Thank God the monkey goes to bed early.

Results of the echo cardiogram.

Tuesday, April 04, 2006




yay!

On Pink

Monday, April 03, 2006

april button april buttonapril button
There is pink for men. There is pink for rockers. There's even pink for celebrity gossip fiends. But nothing, and I mean nothing beats pink for baby girls. I was reminded of this during a baby shower this weekend for another mom-to-be. She got a lot of very cool little outfits; and I made a mental shopping list that kept me happily occupied in my own mind for the rest of the weekend.

Dressing the monkey is fun, and I've been impressed by the various cute little outfits that are available for the male persuasion. But girl shopping is a whole other league. I suppose there is a fine line between teaching your daughter to embrace her femininity verses becoming too girly-girl. Just as there is a balance to achieve later in life between looking glam verses looking like this. God, please shoot me dead before my daughter ever tries to dress like that. Of course, if old monkey's threats are to be believed, our daughter will never leave the house, or if she does, she will be fashionably attired in something like this.

I tend to be of the school that thinks little girls should dress like little girls, and not like little porn stars. Likewise, I also harbor a certain disdain for women who try to dress like their teenage daughters. Although Amy Poehler did a pretty funny job of parodying it in Mean Girls.

I still can't believe we're having a girl. Today, we will get a closer look at her heart during a fetal echocardiogram. After monkey's experience, I guess our doctors are taking no chances. It's hard to believe something like that could remotely happen again, but I'll be relieved when the exam is over and she's gotten a clean bill of health.

Till then, I've held off on the shopping, mainly because I harbor irrational superstitions and fear courting the evil eye or tempting fate. But I have to say, it's getting pretty hard to resist the siren call of Baby Gap, Janie & Jack, and Hanna Anderson. And all those spring/summer dresses!

Jamba Junkie.

Saturday, April 01, 2006



Even as I handed him the styrofoam cup the first time, a voice in my head (the sanctimonious mommy voice - let's call her Donna) cried out - "Don't do it, think about all that sugar!" But, at that point, I was very interested in trying out new foods with the monkey. Never one to push form over substance, I figured jamba juice was basically a fruit smoothie. Maybe not fruit in the raw...or pureed fruit...or lovingly poached fruit made by all the award winning mommies out there. But heck, it was fruit-like. That had to count for something.

Naturally, monkey loved it. What's not to love about a $4.00 glass of sugar and fruity crack juice?

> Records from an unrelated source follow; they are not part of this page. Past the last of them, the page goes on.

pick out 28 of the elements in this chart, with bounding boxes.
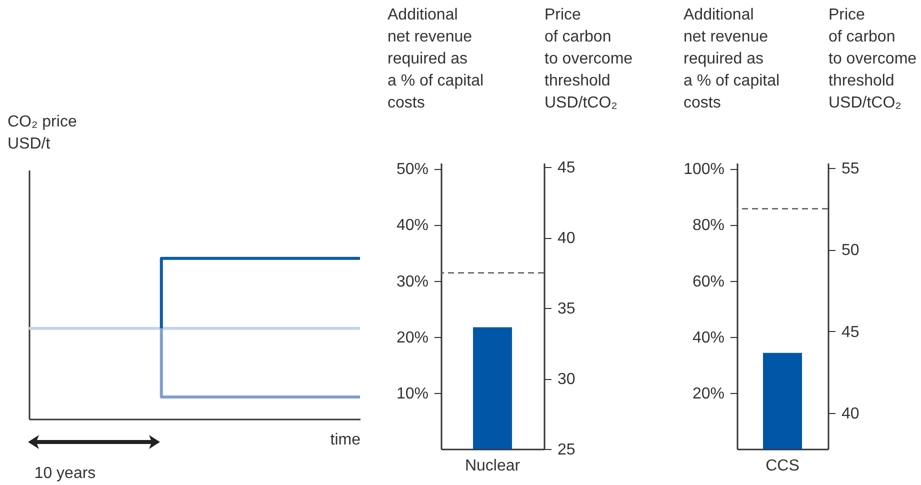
text: 10 years — [34, 465, 96, 482]
y2-axis-title: Price of carbon to overcome threshold USD/tCO₂ — [544, 6, 633, 112]
y-tick-label: 20% — [396, 329, 428, 346]
y2-tick-label: 45 — [842, 324, 860, 341]
y2-tick-label: 35 — [558, 300, 576, 318]
y-tick-label: 100% — [684, 161, 724, 178]
x-tick-label: Nuclear — [464, 458, 521, 474]
y-axis-title: Additional net revenue required as a % of capital costs — [388, 6, 484, 112]
y2-tick-label: 40 — [842, 406, 860, 423]
y-tick-label: 40% — [692, 329, 724, 346]
x-axis-title: time — [330, 432, 361, 448]
y2-tick-label: 55 — [842, 160, 860, 178]
y2-tick-label: 50 — [842, 242, 860, 260]
y-axis-title: Additional net revenue required as a % of capital costs — [684, 6, 780, 112]
y-tick-label: 20% — [692, 385, 724, 402]
y2-tick-label: 30 — [558, 371, 576, 388]
y-tick-label: 50% — [396, 161, 428, 178]
x-tick-label: CCS — [766, 458, 800, 474]
y-tick-label: 80% — [692, 217, 724, 234]
y-tick-label: 10% — [396, 385, 428, 402]
y-tick-label: 30% — [396, 273, 428, 290]
y2-tick-label: 40 — [558, 230, 576, 248]
y2-axis-title: Price of carbon to overcome threshold USD/tCO₂ — [828, 6, 917, 112]
y-tick-label: 60% — [692, 273, 724, 290]
y2-tick-label: 25 — [558, 442, 576, 458]
y2-tick-label: 45 — [558, 160, 576, 177]
y-axis-title: CO₂ price USD/t — [8, 114, 77, 152]
y-tick-label: 40% — [396, 217, 428, 234]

Fast forward to today's Whole Foods shopping trip. Monkey's eyes widen as we pass the Jamba Juice counter, and he begins reaching towards the shady looking dealers behind the bar.

"Go!"

I look down at him, frantically writhing in the shopping cart. Err..ok..let's "Go!"

10 minutes later, he already has the straw unwrapped and is sitting there twitching in anticipation. He watches me as I insert straw into cup and take a sip. I hand him the juice and he crams the straw down his gullet and begins sucking furiously. This continues as we head back to the car.

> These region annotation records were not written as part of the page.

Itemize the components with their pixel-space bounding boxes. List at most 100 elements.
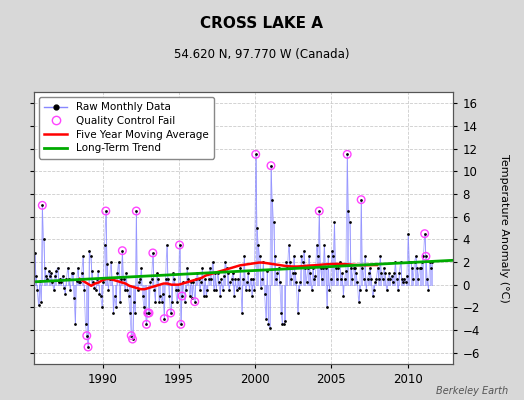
Point	[237, 310, 246, 316]
Point	[301, 264, 310, 271]
Point	[63, 264, 72, 271]
Point	[411, 253, 420, 260]
Point	[143, 321, 151, 328]
Point	[177, 321, 185, 328]
Text: 54.620 N, 97.770 W (Canada): 54.620 N, 97.770 W (Canada)	[174, 48, 350, 61]
Point	[266, 324, 274, 331]
Point	[165, 293, 173, 299]
Point	[68, 270, 76, 276]
Point	[419, 253, 428, 260]
Point	[228, 270, 237, 276]
Point	[119, 276, 128, 282]
Point	[96, 293, 105, 299]
Point	[380, 264, 388, 271]
Point	[401, 279, 410, 286]
Point	[210, 287, 218, 294]
Point	[258, 276, 266, 282]
Point	[194, 276, 203, 282]
Point	[62, 276, 71, 282]
Point	[43, 276, 51, 282]
Point	[332, 264, 340, 271]
Point	[269, 219, 278, 226]
Point	[384, 276, 392, 282]
Point	[230, 293, 238, 299]
Point	[260, 290, 269, 297]
Point	[341, 276, 349, 282]
Point	[348, 276, 356, 282]
Point	[386, 276, 395, 282]
Point	[233, 287, 241, 294]
Point	[90, 285, 99, 291]
Point	[162, 242, 171, 248]
Point	[345, 219, 354, 226]
Point	[365, 270, 373, 276]
Legend: Raw Monthly Data, Quality Control Fail, Five Year Moving Average, Long-Term Tren: Raw Monthly Data, Quality Control Fail, …	[39, 97, 214, 158]
Point	[110, 310, 118, 316]
Point	[179, 279, 188, 286]
Point	[171, 287, 180, 294]
Point	[216, 293, 224, 299]
Point	[129, 298, 138, 305]
Point	[59, 272, 67, 279]
Point	[376, 253, 385, 260]
Point	[168, 298, 176, 305]
Point	[74, 264, 82, 271]
Point	[391, 259, 400, 265]
Point	[156, 293, 165, 299]
Point	[123, 287, 132, 294]
Point	[116, 298, 124, 305]
Point	[149, 250, 157, 256]
Point	[422, 253, 430, 260]
Point	[400, 276, 409, 282]
Point	[351, 264, 359, 271]
Point	[150, 287, 158, 294]
Point	[423, 276, 431, 282]
Point	[191, 298, 199, 305]
Point	[79, 253, 87, 260]
Point	[385, 270, 394, 276]
Point	[323, 304, 331, 310]
Point	[303, 264, 312, 271]
Point	[292, 279, 301, 286]
Point	[212, 287, 221, 294]
Point	[328, 248, 336, 254]
Y-axis label: Temperature Anomaly (°C): Temperature Anomaly (°C)	[499, 154, 509, 302]
Point	[372, 276, 380, 282]
Point	[215, 279, 223, 286]
Point	[252, 151, 260, 158]
Point	[52, 268, 60, 274]
Point	[239, 276, 247, 282]
Point	[48, 279, 57, 286]
Point	[33, 287, 41, 294]
Point	[112, 304, 120, 310]
Point	[410, 259, 419, 265]
Point	[259, 259, 268, 265]
Point	[377, 270, 386, 276]
Point	[243, 279, 251, 286]
Point	[92, 287, 100, 294]
Point	[197, 279, 205, 286]
Point	[236, 264, 245, 271]
Point	[155, 298, 163, 305]
Point	[404, 230, 412, 237]
Point	[45, 268, 53, 274]
Point	[88, 268, 96, 274]
Point	[160, 316, 168, 322]
Point	[27, 278, 35, 284]
Point	[176, 242, 184, 248]
Point	[86, 253, 95, 260]
Point	[333, 276, 341, 282]
Point	[286, 259, 294, 265]
Point	[368, 293, 377, 299]
Point	[361, 253, 369, 260]
Point	[359, 276, 368, 282]
Point	[282, 259, 290, 265]
Point	[185, 293, 194, 299]
Point	[127, 332, 135, 339]
Point	[61, 290, 69, 297]
Point	[407, 259, 415, 265]
Point	[26, 272, 34, 279]
Point	[287, 276, 296, 282]
Point	[94, 268, 102, 274]
Point	[424, 287, 433, 294]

Thinking that it would be hazardous to leave the juice and straw with him in the car seat, I took it away for the ride home. Disaster. Screaming. The sounds of a heroin addict experiencing withdrawal. I handed him a sippy cup with some formula, and he grabbed it, much like a heroin addict accepting a methadone substitute. Not as good as the real thing, but hell, it will have to do.

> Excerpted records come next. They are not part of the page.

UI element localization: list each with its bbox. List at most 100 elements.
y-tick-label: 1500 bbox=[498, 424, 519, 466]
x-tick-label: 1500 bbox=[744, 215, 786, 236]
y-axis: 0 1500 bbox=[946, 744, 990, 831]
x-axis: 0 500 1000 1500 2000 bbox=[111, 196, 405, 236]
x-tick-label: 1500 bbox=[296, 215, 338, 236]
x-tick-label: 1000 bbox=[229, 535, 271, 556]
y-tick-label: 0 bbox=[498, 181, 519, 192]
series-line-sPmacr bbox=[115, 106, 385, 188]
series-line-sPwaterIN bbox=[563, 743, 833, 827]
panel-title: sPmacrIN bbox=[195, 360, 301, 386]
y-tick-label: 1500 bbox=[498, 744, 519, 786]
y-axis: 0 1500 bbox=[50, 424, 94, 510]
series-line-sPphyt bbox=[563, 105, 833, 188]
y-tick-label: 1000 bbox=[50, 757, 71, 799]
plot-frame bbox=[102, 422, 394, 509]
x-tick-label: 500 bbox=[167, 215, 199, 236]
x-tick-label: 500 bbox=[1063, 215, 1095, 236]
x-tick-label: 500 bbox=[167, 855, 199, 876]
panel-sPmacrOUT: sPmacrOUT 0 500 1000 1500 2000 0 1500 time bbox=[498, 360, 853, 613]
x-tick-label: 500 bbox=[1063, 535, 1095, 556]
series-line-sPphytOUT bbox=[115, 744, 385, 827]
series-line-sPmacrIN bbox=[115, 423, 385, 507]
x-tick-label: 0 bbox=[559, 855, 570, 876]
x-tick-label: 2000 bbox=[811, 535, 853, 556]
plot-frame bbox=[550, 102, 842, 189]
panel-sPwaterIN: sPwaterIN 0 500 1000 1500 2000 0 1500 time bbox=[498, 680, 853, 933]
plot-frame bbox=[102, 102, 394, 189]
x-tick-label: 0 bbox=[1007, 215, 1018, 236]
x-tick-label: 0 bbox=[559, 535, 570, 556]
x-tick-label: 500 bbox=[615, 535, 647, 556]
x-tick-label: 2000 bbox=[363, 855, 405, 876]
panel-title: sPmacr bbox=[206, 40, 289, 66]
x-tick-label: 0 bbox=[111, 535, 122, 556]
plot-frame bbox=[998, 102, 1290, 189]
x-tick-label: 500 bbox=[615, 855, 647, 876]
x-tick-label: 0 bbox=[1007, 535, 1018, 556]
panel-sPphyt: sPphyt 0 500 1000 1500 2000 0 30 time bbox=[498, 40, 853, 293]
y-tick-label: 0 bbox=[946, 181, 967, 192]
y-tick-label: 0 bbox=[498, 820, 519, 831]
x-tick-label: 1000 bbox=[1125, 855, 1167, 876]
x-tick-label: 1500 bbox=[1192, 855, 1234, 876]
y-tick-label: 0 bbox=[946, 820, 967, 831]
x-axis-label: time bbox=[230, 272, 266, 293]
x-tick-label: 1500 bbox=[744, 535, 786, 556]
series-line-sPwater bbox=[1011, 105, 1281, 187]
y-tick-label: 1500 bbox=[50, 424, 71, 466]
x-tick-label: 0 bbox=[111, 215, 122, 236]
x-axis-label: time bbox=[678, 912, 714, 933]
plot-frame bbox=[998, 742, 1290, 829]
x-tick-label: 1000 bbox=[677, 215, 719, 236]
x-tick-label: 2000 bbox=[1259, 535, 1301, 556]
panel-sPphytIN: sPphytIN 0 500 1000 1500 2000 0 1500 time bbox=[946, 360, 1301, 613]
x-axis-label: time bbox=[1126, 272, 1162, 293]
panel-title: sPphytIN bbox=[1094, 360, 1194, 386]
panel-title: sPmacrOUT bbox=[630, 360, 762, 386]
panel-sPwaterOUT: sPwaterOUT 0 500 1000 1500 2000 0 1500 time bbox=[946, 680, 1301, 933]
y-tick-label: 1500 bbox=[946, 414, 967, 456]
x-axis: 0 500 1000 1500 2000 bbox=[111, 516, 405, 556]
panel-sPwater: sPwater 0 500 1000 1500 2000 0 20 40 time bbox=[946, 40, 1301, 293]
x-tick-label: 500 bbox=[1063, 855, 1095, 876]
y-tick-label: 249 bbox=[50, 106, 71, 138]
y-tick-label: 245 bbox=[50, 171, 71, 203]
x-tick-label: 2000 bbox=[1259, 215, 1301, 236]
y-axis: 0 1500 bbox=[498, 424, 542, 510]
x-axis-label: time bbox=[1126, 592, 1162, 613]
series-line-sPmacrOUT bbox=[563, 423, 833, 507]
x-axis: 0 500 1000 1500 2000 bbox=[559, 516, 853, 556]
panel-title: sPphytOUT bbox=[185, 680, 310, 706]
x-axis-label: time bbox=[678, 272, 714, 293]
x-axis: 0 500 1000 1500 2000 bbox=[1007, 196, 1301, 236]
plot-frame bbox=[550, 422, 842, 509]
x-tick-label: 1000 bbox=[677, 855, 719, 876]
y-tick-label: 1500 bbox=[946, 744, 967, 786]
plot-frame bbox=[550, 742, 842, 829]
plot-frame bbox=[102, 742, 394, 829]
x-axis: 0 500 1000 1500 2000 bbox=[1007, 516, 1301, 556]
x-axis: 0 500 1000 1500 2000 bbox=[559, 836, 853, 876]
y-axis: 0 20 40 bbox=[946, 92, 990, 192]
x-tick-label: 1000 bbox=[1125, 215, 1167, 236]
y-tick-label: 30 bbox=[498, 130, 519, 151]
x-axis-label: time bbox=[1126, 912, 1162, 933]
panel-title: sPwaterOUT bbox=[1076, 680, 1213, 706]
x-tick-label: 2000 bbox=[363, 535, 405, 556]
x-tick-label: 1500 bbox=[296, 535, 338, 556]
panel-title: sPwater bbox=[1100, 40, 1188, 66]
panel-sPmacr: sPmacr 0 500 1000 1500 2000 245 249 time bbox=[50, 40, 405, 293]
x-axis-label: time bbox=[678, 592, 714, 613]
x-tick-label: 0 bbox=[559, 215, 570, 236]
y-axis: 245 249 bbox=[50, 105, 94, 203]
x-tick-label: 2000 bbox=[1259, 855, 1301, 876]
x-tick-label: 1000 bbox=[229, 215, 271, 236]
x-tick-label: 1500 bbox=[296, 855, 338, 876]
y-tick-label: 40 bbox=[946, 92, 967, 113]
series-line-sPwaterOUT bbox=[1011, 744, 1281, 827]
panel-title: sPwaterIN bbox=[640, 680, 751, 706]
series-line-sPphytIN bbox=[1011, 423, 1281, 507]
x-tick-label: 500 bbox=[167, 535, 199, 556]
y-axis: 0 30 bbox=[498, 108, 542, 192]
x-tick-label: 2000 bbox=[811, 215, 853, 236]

Later, as I prepared monkey's bath, I put him in his crib for safe containment. His sugar high was at peak levels. Running from one end of the crib to the other, laughing hysterically, and babbling incoherent sounds - I watched him, amazed to witness a sugar high in the flesh. But for the walls of his cage/crib, there was no stopping him. His eyes glittered and his face cracked with a jamba induced grin. He collapsed, hugged himself, and rolled back and forth laughing like a loon.

Next time, I'll try it with the boost.



Like a crack head sucking on his pipe, the monkey inhales his jamba.



I swear, I'm going to kick tomorrow.



Don't even think about taking my jamba, bee-yotch.